On ne peut donc en vouloir aux hommes qui combattaient pour la liberté en Europe de l’Est de s’être parfois laissés emporter par l’illusion libérale. Vaclav Havel, qui vient de mourir, a été l’un de ceux-là. La Charte 77, dont il fut le coauteur… en 1976, posait la question de la démocratie sous l’angle quasi exclusif de la morale. Comme si, confusément, le champ de l’action sociale devait être abandonné au stalinisme. En Pologne, le syndicat Solidarnosc, avec sa base ouvrière, liait évidemment davantage le social et les droits de l’homme. Mais la confusion entretenue par les puissances occidentales a pesé, par la suite, sur le destin des hommes qui avaient été les héros de ce combat.
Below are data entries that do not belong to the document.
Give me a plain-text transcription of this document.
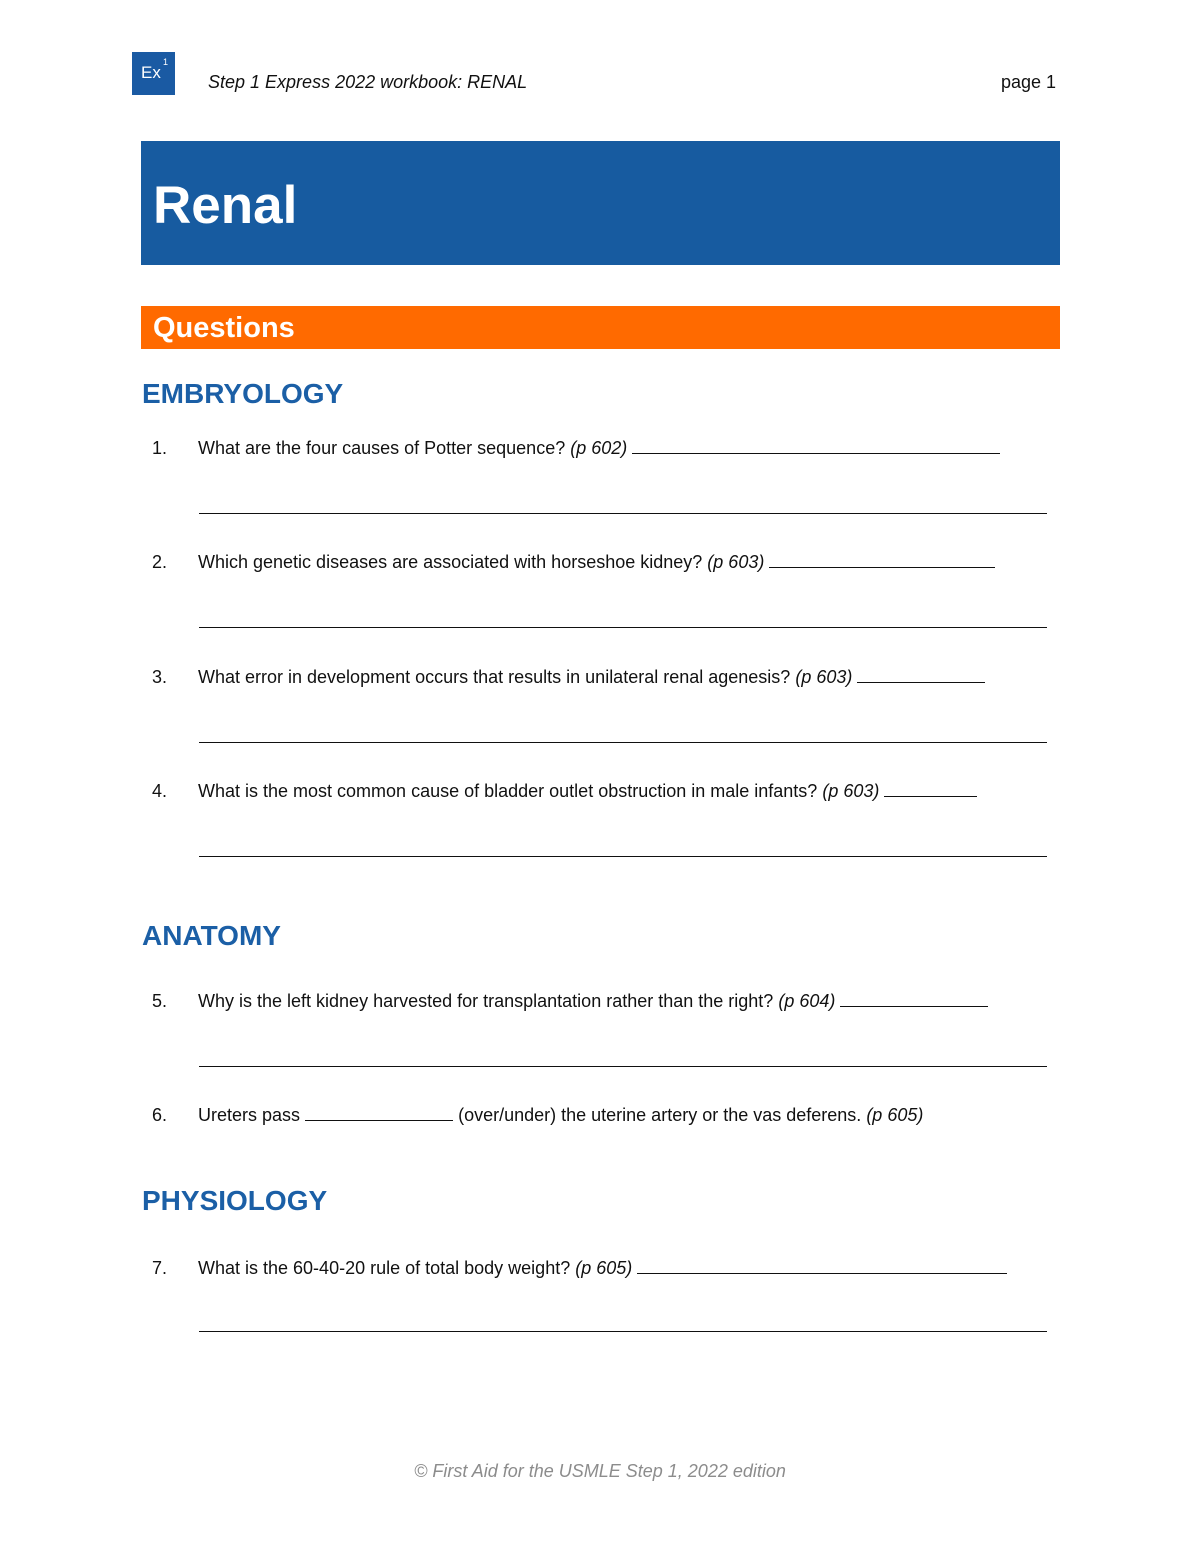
Ex
1
Step 1 Express 2022 workbook: RENAL	page 1
Renal
Questions
EMBRYOLOGY
1. What are the four causes of Potter sequence? (p 602)
2. Which genetic diseases are associated with horseshoe kidney? (p 603)
3. What error in development occurs that results in unilateral renal agenesis? (p 603)
4. What is the most common cause of bladder outlet obstruction in male infants? (p 603)
ANATOMY
5. Why is the left kidney harvested for transplantation rather than the right? (p 604)
6. Ureters pass	(over/under) the uterine artery or the vas deferens. (p 605)
PHYSIOLOGY
7. What is the 60-40-20 rule of total body weight? (p 605)
© First Aid for the USMLE Step 1, 2022 edition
Beaucoup ont dérivé vers l’anticommunisme le plus féroce, et sombré dans une fascination pour ce que le modèle américain possède de pire. Vaclav Havel a parfois cédé à cette tentation. Mais moins que beaucoup d’autres. Moins, paradoxalement, que Walesa, « l’homme de Solidarnosc ». Et s’il a momentanément approuvé l’intervention en Irak, en 2003, c’est par horreur du totalitarisme et par idéalisme. Havel a incarné le refus du totalitarisme, à la façon d’un Claude Lefort, en l’érigeant en catégorie morale (ou immorale, si l’on préfère). Mais en oubliant le social. Certes, il est facile de dire cela aujourd’hui que le système libéral révèle son vrai visage, profondément antidémocratique, et qu’il ne dispose plus du parfait faire-valoir que constituait le « communisme réel ». Tel qu’il fut, dans les circonstances historiques qui ont été celles de son combat, Vaclav Havel a été un honnête homme. S’il n’a pas foncé, une fois au pouvoir, dans le règlement de comptes anticommuniste, ni plongé à corps perdu, comme l’ont fait certains de ses amis philosophes français, dans l’idolâtrie néoconservatrice, c’est sans doute que le politique a été aidé par l’homme de théâtre qu’il était aussi. Avec son goût pour la distanciation, son humour et son sens de la dérision, il n’a jamais pu être un doctrinaire. On ne peut aimer à la fois Beckett et George Bush. « Il ne faut pas se dissoudre dans son propre sérieux au point d’en devenir comique », disait-il. Une phrase que certains devraient méditer (tenez ! BHL, par exemple).

Que les circonstances nous amènent, au terme d’une année fatale aux dictatures arabes, à évoquer la vie de l’un de ceux qui ont le mieux symbolisé la lutte contre les dictatures staliniennes donne encore plus de sens à ces douze derniers mois. Reste à régler (pacifiquement) leur sort aux antidémocrates libéraux. Ceux qui sévissent dans nos contrées. Il faut pour cela donner tout son contenu à la question démocratique. Enfin, on ne saurait tirer le bilan de cette année sans parler de la catastrophe de Fukushima. Elle nous a replongés dans une autre impasse antidémocratique. Celle des grands lobbies industriels qui n’ont guère plus de goût pour l’exercice de la citoyenneté que les dictatures.